Auditions happened last weekend for the fab new reality TV program Candid Cop Camera. The soon-to-be hit show, produced and filmed by the Toronto police services, features protestors marching in Saturday's, March 19, anti-war demonstration.
At least that was what I figured was going on. How else can the fuzz explain their videotaping tactics? But my dreams of becoming a Canadian Protest Idol are burst by Toronto police services media honcho Mark Pugash.
He tells me there are two reasons the force uses cameras. "The best evidence is videotape," he says, referring to the possibility of confrontations between officers and demonstrators. "The second purpose is for training," presumably on deft ways of handling crowd control, though there's little evidence officers have learned much.
Any suggestion of sneakiness upsets Pugash, who politely says, "What we don't do is covert [taping]. It's very overt."
It's true, the cops with cameras are very easy to spot at protests.
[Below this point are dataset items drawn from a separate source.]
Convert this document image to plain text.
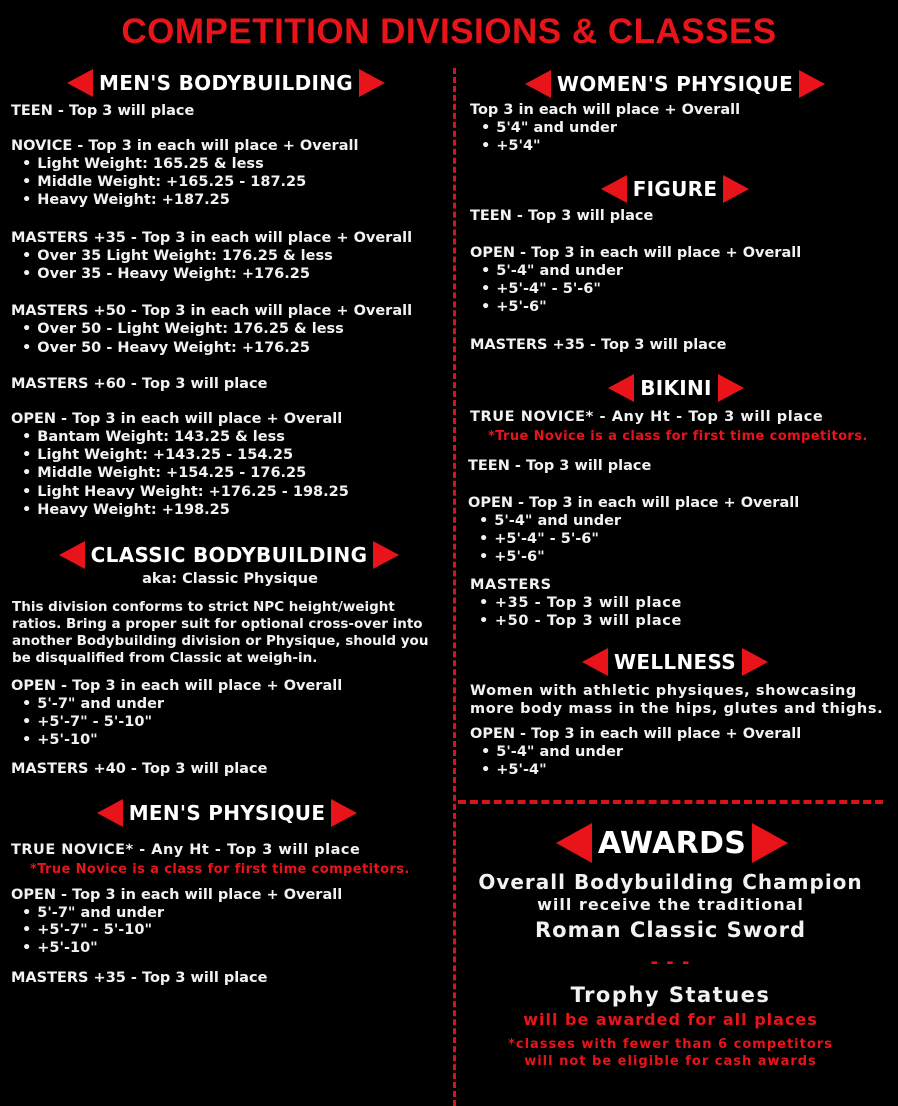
COMPETITION DIVISIONS & CLASSES
MEN'S BODYBUILDING
TEEN - Top 3 will place
NOVICE - Top 3 in each will place + Overall
• Light Weight: 165.25 & less
• Middle Weight: +165.25 - 187.25
• Heavy Weight: +187.25
MASTERS +35 - Top 3 in each will place + Overall
• Over 35 Light Weight: 176.25 & less
• Over 35 - Heavy Weight: +176.25
MASTERS +50 - Top 3 in each will place + Overall
• Over 50 - Light Weight: 176.25 & less
• Over 50 - Heavy Weight: +176.25
MASTERS +60 - Top 3 will place
OPEN - Top 3 in each will place + Overall
• Bantam Weight: 143.25 & less
• Light Weight: +143.25 - 154.25
• Middle Weight: +154.25 - 176.25
• Light Heavy Weight: +176.25 - 198.25
• Heavy Weight: +198.25
CLASSIC BODYBUILDING
aka: Classic Physique
This division conforms to strict NPC height/weight ratios. Bring a proper suit for optional cross-over into another Bodybuilding division or Physique, should you be disqualified from Classic at weigh-in.
OPEN - Top 3 in each will place + Overall
• 5'-7" and under
• +5'-7" - 5'-10"
• +5'-10"
MASTERS +40 - Top 3 will place
MEN'S PHYSIQUE
TRUE NOVICE* - Any Ht - Top 3 will place
*True Novice is a class for first time competitors.
OPEN - Top 3 in each will place + Overall
• 5'-7" and under
• +5'-7" - 5'-10"
• +5'-10"
MASTERS +35 - Top 3 will place
WOMEN'S PHYSIQUE
Top 3 in each will place + Overall
• 5'4" and under
• +5'4"
FIGURE
TEEN - Top 3 will place
OPEN - Top 3 in each will place + Overall
• 5'-4" and under
• +5'-4" - 5'-6"
• +5'-6"
MASTERS +35 - Top 3 will place
BIKINI
TRUE NOVICE* - Any Ht - Top 3 will place
*True Novice is a class for first time competitors.
TEEN - Top 3 will place
OPEN - Top 3 in each will place + Overall
• 5'-4" and under
• +5'-4" - 5'-6"
• +5'-6"
MASTERS
• +35 - Top 3 will place
• +50 - Top 3 will place
WELLNESS
Women with athletic physiques, showcasing
more body mass in the hips, glutes and thighs.
OPEN - Top 3 in each will place + Overall
• 5'-4" and under
• +5'-4"
AWARDS
Overall Bodybuilding Champion
will receive the traditional
Roman Classic Sword
- - -
Trophy Statues
will be awarded for all places
*classes with fewer than 6 competitors
will not be eligible for cash awards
At the U.S. Consulate Saturday, a camera-toting 5-0 takes in everyone hurling epithets.
The U.S. Consulate public affairs rep is mortified at the suggestion that it was doing the filming. "The U.S. does not spy on Canadian citizens. The police were in charge. We depend on them and the RCMP for security."
Angling for attention, I do a "Down with Dubya!" routine on University. The cop videographer spends a few minutes filming my rant. I thought it was decent but have got no call-backs.
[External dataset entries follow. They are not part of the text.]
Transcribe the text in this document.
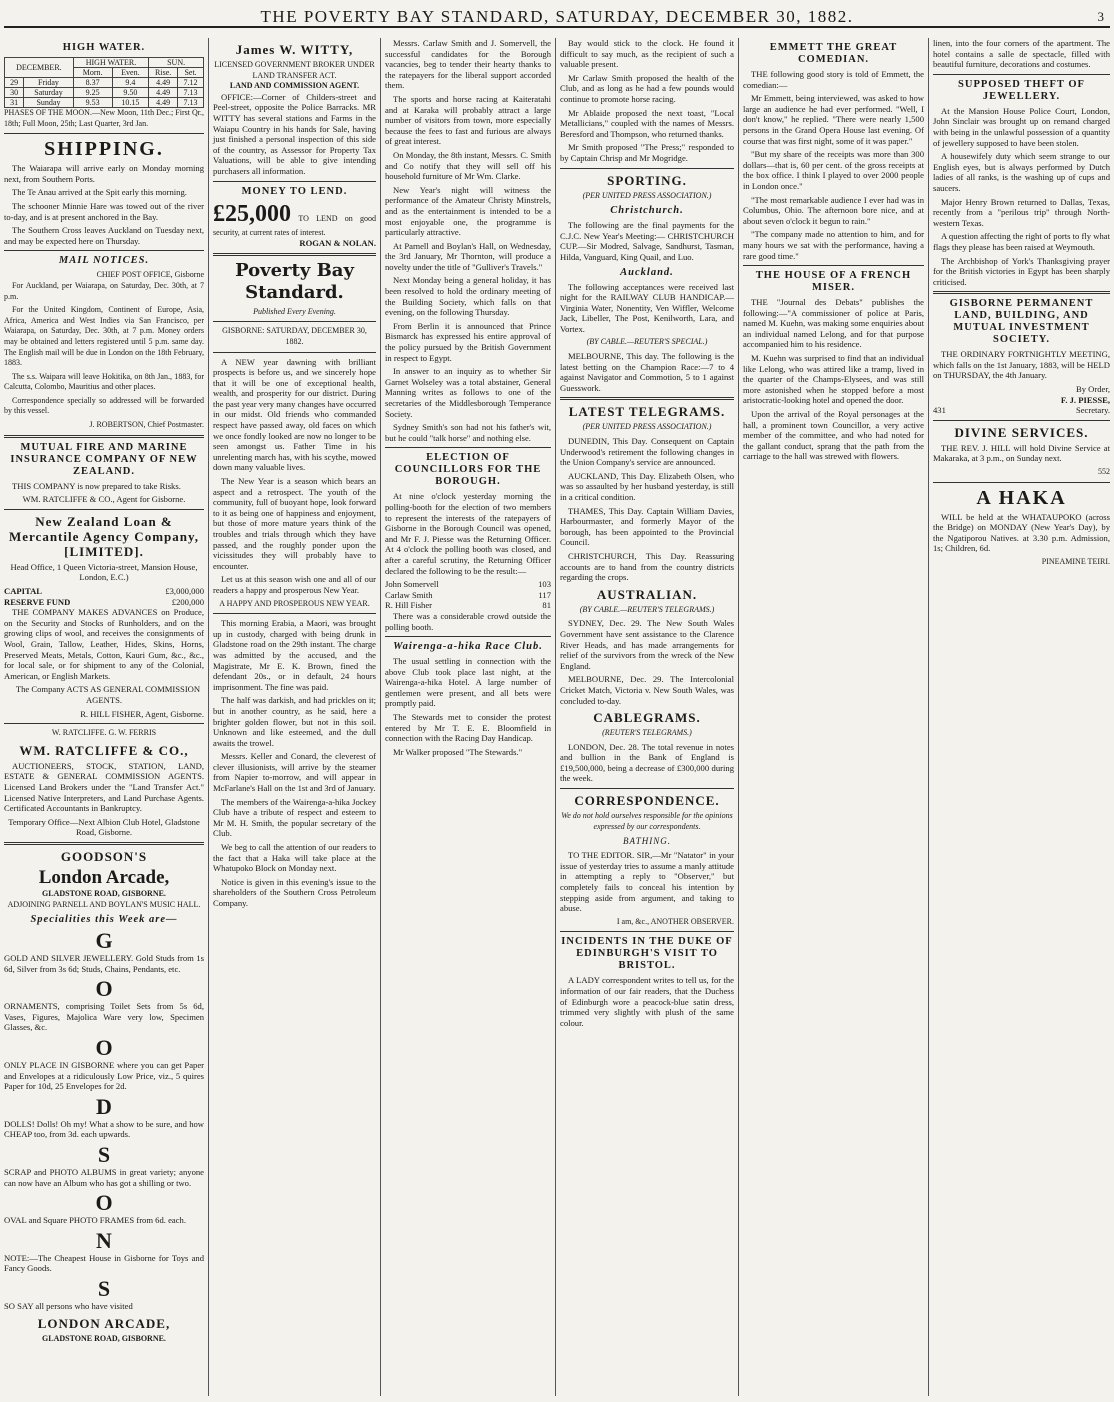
THE POVERTY BAY STANDARD, SATURDAY, DECEMBER 30, 1882.	3
HIGH WATER.
DECEMBER.		HIGH WATER.		SUN.	
		Morn.	Even.	Rise.	Set.
29	Friday	8.37	9.4	4.49	7.12
30	Saturday	9.25	9.50	4.49	7.13
31	Sunday	9.53	10.15	4.49	7.13

PHASES OF THE MOON.—New Moon, 11th Dec.; First Qr., 18th; Full Moon, 25th; Last Quarter, 3rd Jan.

SHIPPING.

The Waiarapa will arrive early on Monday morning next, from Southern Ports.

The Te Anau arrived at the Spit early this morning.

The schooner Minnie Hare was towed out of the river to-day, and is at present anchored in the Bay.

The Southern Cross leaves Auckland on Tuesday next, and may be expected here on Thursday.

MAIL NOTICES.
CHIEF POST OFFICE, Gisborne

For Auckland, per Waiarapa, on Saturday, Dec. 30th, at 7 p.m.

For the United Kingdom, Continent of Europe, Asia, Africa, America and West Indies via San Francisco, per Waiarapa, on Saturday, Dec. 30th, at 7 p.m. Money orders may be obtained and letters registered until 5 p.m. same day. The English mail will be due in London on the 18th February, 1883.

The s.s. Waipara will leave Hokitika, on 8th Jan., 1883, for Calcutta, Colombo, Mauritius and other places.

Correspondence specially so addressed will be forwarded by this vessel.

J. ROBERTSON, Chief Postmaster.
MUTUAL FIRE AND MARINE INSURANCE COMPANY OF NEW ZEALAND.

THIS COMPANY is now prepared to take Risks.

WM. RATCLIFFE & CO., Agent for Gisborne.
New Zealand Loan & Mercantile Agency Company, [LIMITED].

Head Office, 1 Queen Victoria-street, Mansion House, London, E.C.)

CAPITAL	£3,000,000
RESERVE FUND	£200,000

THE COMPANY MAKES ADVANCES on Produce, on the Security and Stocks of Runholders, and on the growing clips of wool, and receives the consignments of Wool, Grain, Tallow, Leather, Hides, Skins, Horns, Preserved Meats, Metals, Cotton, Kauri Gum, &c., &c., for local sale, or for shipment to any of the Colonial, American, or English Markets.

The Company ACTS AS GENERAL COMMISSION AGENTS.

R. HILL FISHER, Agent, Gisborne.
W. RATCLIFFE. G. W. FERRIS
WM. RATCLIFFE & CO.,

AUCTIONEERS, STOCK, STATION, LAND, ESTATE & GENERAL COMMISSION AGENTS. Licensed Land Brokers under the "Land Transfer Act." Licensed Native Interpreters, and Land Purchase Agents. Certificated Accountants in Bankruptcy.

Temporary Office—Next Albion Club Hotel, Gladstone Road, Gisborne.

GOODSON'S
London Arcade,
GLADSTONE ROAD, GISBORNE.
ADJOINING PARNELL AND BOYLAN'S MUSIC HALL.
Specialities this Week are—
G

GOLD AND SILVER JEWELLERY. Gold Studs from 1s 6d, Silver from 3s 6d; Studs, Chains, Pendants, etc.

O

ORNAMENTS, comprising Toilet Sets from 5s 6d, Vases, Figures, Majolica Ware very low, Specimen Glasses, &c.

O

ONLY PLACE IN GISBORNE where you can get Paper and Envelopes at a ridiculously Low Price, viz., 5 quires Paper for 10d, 25 Envelopes for 2d.

D

DOLLS! Dolls! Oh my! What a show to be sure, and how CHEAP too, from 3d. each upwards.

S

SCRAP and PHOTO ALBUMS in great variety; anyone can now have an Album who has got a shilling or two.

O

OVAL and Square PHOTO FRAMES from 6d. each.

N

NOTE:—The Cheapest House in Gisborne for Toys and Fancy Goods.

S

SO SAY all persons who have visited

LONDON ARCADE,
GLADSTONE ROAD, GISBORNE.
James W. WITTY,
LICENSED GOVERNMENT BROKER UNDER LAND TRANSFER ACT.
LAND AND COMMISSION AGENT.

OFFICE:—Corner of Childers-street and Peel-street, opposite the Police Barracks. MR WITTY has several stations and Farms in the Waiapu Country in his hands for Sale, having just finished a personal inspection of this side of the country, as Assessor for Property Tax Valuations, will be able to give intending purchasers all information.

MONEY TO LEND.
£25,000 TO LEND on good security, at current rates of interest.
ROGAN & NOLAN.
Poverty Bay Standard.
Published Every Evening.
GISBORNE: SATURDAY, DECEMBER 30, 1882.

A NEW year dawning with brilliant prospects is before us, and we sincerely hope that it will be one of exceptional health, wealth, and prosperity for our district. During the past year very many changes have occurred in our midst. Old friends who commanded respect have passed away, old faces on which we once fondly looked are now no longer to be seen amongst us. Father Time in his unrelenting march has, with his scythe, mowed down many valuable lives.

The New Year is a season which bears an aspect and a retrospect. The youth of the community, full of buoyant hope, look forward to it as being one of happiness and enjoyment, but those of more mature years think of the troubles and trials through which they have passed, and the roughly ponder upon the vicissitudes they will probably have to encounter.

Let us at this season wish one and all of our readers a happy and prosperous New Year.

A HAPPY AND PROSPEROUS NEW YEAR.

This morning Erabia, a Maori, was brought up in custody, charged with being drunk in Gladstone road on the 29th instant. The charge was admitted by the accused, and the Magistrate, Mr E. K. Brown, fined the defendant 20s., or in default, 24 hours imprisonment. The fine was paid.

The half was darkish, and had prickles on it; but in another country, as he said, here a brighter golden flower, but not in this soil. Unknown and like esteemed, and the dull awaits the trowel.

Messrs. Keller and Conard, the cleverest of clever illusionists, will arrive by the steamer from Napier to-morrow, and will appear in McFarlane's Hall on the 1st and 3rd of January.

The members of the Wairenga-a-hika Jockey Club have a tribute of respect and esteem to Mr M. H. Smith, the popular secretary of the Club.

We beg to call the attention of our readers to the fact that a Haka will take place at the Whatupoko Block on Monday next.

Notice is given in this evening's issue to the shareholders of the Southern Cross Petroleum Company.

Messrs. Carlaw Smith and J. Somervell, the successful candidates for the Borough vacancies, beg to tender their hearty thanks to the ratepayers for the liberal support accorded them.

The sports and horse racing at Kaiteratahi and at Karaka will probably attract a large number of visitors from town, more especially because the fees to fast and furious are always of great interest.

On Monday, the 8th instant, Messrs. C. Smith and Co notify that they will sell off his household furniture of Mr Wm. Clarke.

New Year's night will witness the performance of the Amateur Christy Minstrels, and as the entertainment is intended to be a most enjoyable one, the programme is particularly attractive.

At Parnell and Boylan's Hall, on Wednesday, the 3rd January, Mr Thornton, will produce a novelty under the title of "Gulliver's Travels."

Next Monday being a general holiday, it has been resolved to hold the ordinary meeting of the Building Society, which falls on that evening, on the following Thursday.

From Berlin it is announced that Prince Bismarck has expressed his entire approval of the policy pursued by the British Government in respect to Egypt.

In answer to an inquiry as to whether Sir Garnet Wolseley was a total abstainer, General Manning writes as follows to one of the secretaries of the Middlesborough Temperance Society.

Sydney Smith's son had not his father's wit, but he could "talk horse" and nothing else.

ELECTION OF COUNCILLORS FOR THE BOROUGH.

At nine o'clock yesterday morning the polling-booth for the election of two members to represent the interests of the ratepayers of Gisborne in the Borough Council was opened, and Mr F. J. Piesse was the Returning Officer. At 4 o'clock the polling booth was closed, and after a careful scrutiny, the Returning Officer declared the following to be the result:—

John Somervell	103
Carlaw Smith	117
R. Hill Fisher	81

There was a considerable crowd outside the polling booth.

Wairenga-a-hika Race Club.

The usual settling in connection with the above Club took place last night, at the Wairenga-a-hika Hotel. A large number of gentlemen were present, and all bets were promptly paid.

The Stewards met to consider the protest entered by Mr T. E. E. Bloomfield in connection with the Racing Day Handicap.

Mr Walker proposed "The Stewards."

Bay would stick to the clock. He found it difficult to say much, as the recipient of such a valuable present.

Mr Carlaw Smith proposed the health of the Club, and as long as he had a few pounds would continue to promote horse racing.

Mr Ablaide proposed the next toast, "Local Metallicians," coupled with the names of Messrs. Beresford and Thompson, who returned thanks.

Mr Smith proposed "The Press;" responded to by Captain Chrisp and Mr Mogridge.

SPORTING.
(PER UNITED PRESS ASSOCIATION.)
Christchurch.

The following are the final payments for the C.J.C. New Year's Meeting:— CHRISTCHURCH CUP.—Sir Modred, Salvage, Sandhurst, Tasman, Hilda, Vanguard, King Quail, and Luo.

Auckland.

The following acceptances were received last night for the RAILWAY CLUB HANDICAP.—Virginia Water, Nonentity, Ven Wiffler, Welcome Jack, Libeller, The Post, Kenilworth, Lara, and Vortex.

(BY CABLE.—REUTER'S SPECIAL.)

MELBOURNE, This day. The following is the latest betting on the Champion Race:—7 to 4 against Navigator and Commotion, 5 to 1 against Guesswork.

LATEST TELEGRAMS.
(PER UNITED PRESS ASSOCIATION.)

DUNEDIN, This Day. Consequent on Captain Underwood's retirement the following changes in the Union Company's service are announced.

AUCKLAND, This Day. Elizabeth Olsen, who was so assaulted by her husband yesterday, is still in a critical condition.

THAMES, This Day. Captain William Davies, Harbourmaster, and formerly Mayor of the borough, has been appointed to the Provincial Council.

CHRISTCHURCH, This Day. Reassuring accounts are to hand from the country districts regarding the crops.

AUSTRALIAN.
(BY CABLE.—REUTER'S TELEGRAMS.)

SYDNEY, Dec. 29. The New South Wales Government have sent assistance to the Clarence River Heads, and has made arrangements for relief of the survivors from the wreck of the New England.

MELBOURNE, Dec. 29. The Intercolonial Cricket Match, Victoria v. New South Wales, was concluded to-day.

CABLEGRAMS.
(REUTER'S TELEGRAMS.)

LONDON, Dec. 28. The total revenue in notes and bullion in the Bank of England is £19,500,000, being a decrease of £300,000 during the week.

CORRESPONDENCE.
We do not hold ourselves responsible for the opinions expressed by our correspondents.
BATHING.

TO THE EDITOR. SIR,—Mr "Natator" in your issue of yesterday tries to assume a manly attitude in attempting a reply to "Observer," but completely fails to conceal his intention by stepping aside from argument, and taking to abuse.

I am, &c., ANOTHER OBSERVER.
INCIDENTS IN THE DUKE OF EDINBURGH'S VISIT TO BRISTOL.

A LADY correspondent writes to tell us, for the information of our fair readers, that the Duchess of Edinburgh wore a peacock-blue satin dress, trimmed very slightly with plush of the same colour.

EMMETT THE GREAT COMEDIAN.

THE following good story is told of Emmett, the comedian:—

Mr Emmett, being interviewed, was asked to how large an audience he had ever performed. "Well, I don't know," he replied. "There were nearly 1,500 persons in the Grand Opera House last evening. Of course that was first night, some of it was paper."

"But my share of the receipts was more than 300 dollars—that is, 60 per cent. of the gross receipts at the box office. I think I played to over 2000 people in London once."

"The most remarkable audience I ever had was in Columbus, Ohio. The afternoon bore nice, and at about seven o'clock it begun to rain."

"The company made no attention to him, and for many hours we sat with the performance, having a rare good time."

THE HOUSE OF A FRENCH MISER.

THE "Journal des Debats" publishes the following:—"A commissioner of police at Paris, named M. Kuehn, was making some enquiries about an individual named Lelong, and for that purpose accompanied him to his residence.

M. Kuehn was surprised to find that an individual like Lelong, who was attired like a tramp, lived in the quarter of the Champs-Elysees, and was still more astonished when he stopped before a most aristocratic-looking hotel and opened the door.

Upon the arrival of the Royal personages at the hall, a prominent town Councillor, a very active member of the committee, and who had noted for the gallant conduct, sprang that the path from the carriage to the hall was strewed with flowers.

linen, into the four corners of the apartment. The hotel contains a salle de spectacle, filled with beautiful furniture, decorations and costumes.

SUPPOSED THEFT OF JEWELLERY.

At the Mansion House Police Court, London, John Sinclair was brought up on remand charged with being in the unlawful possession of a quantity of jewellery supposed to have been stolen.

A housewifely duty which seem strange to our English eyes, but is always performed by Dutch ladies of all ranks, is the washing up of cups and saucers.

Major Henry Brown returned to Dallas, Texas, recently from a "perilous trip" through North-western Texas.

A question affecting the right of ports to fly what flags they please has been raised at Weymouth.

The Archbishop of York's Thanksgiving prayer for the British victories in Egypt has been sharply criticised.

GISBORNE PERMANENT LAND, BUILDING, AND MUTUAL INVESTMENT SOCIETY.

THE ORDINARY FORTNIGHTLY MEETING, which falls on the 1st January, 1883, will be HELD on THURSDAY, the 4th January.

By Order,
F. J. PIESSE,
431	Secretary.
DIVINE SERVICES.

THE REV. J. HILL will hold Divine Service at Makaraka, at 3 p.m., on Sunday next.

552
A HAKA

WILL be held at the WHATAUPOKO (across the Bridge) on MONDAY (New Year's Day), by the Ngatiporou Natives. at 3.30 p.m. Admission, 1s; Children, 6d.

PINEAMINE TEIRI.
Now, should I be expecting a ring from 52 Division or the police's intelligence unit? Pugash won't say what department was out with the cameras. "It's not about identifying [anyone]," he reassures. "That smacks of covert."
Human rights lawyer Paul Copeland tells me all this is legal. "Anyone is allowed to tape. It's what they do with the material," he says. "In the U.S., they used to call [the photographers] 'red squads' who would photograph people who were progressive. For the purpose of prosecution, tapes are great."
The potential Big Brother vibe from cops openly filming protests might keep people from participating.
But Pugash doesn't think so. "I saw a good-humoured group of people doing something they believe in," he says of the march. He caught some of the protest while record-shopping on Yonge Street for two fabulous soul albums - Doris Duke and Wayne Cochran, a NOW pick of two weeks ago.
"The cameras are not menacing. People might oppose them, but they provide the best evidence."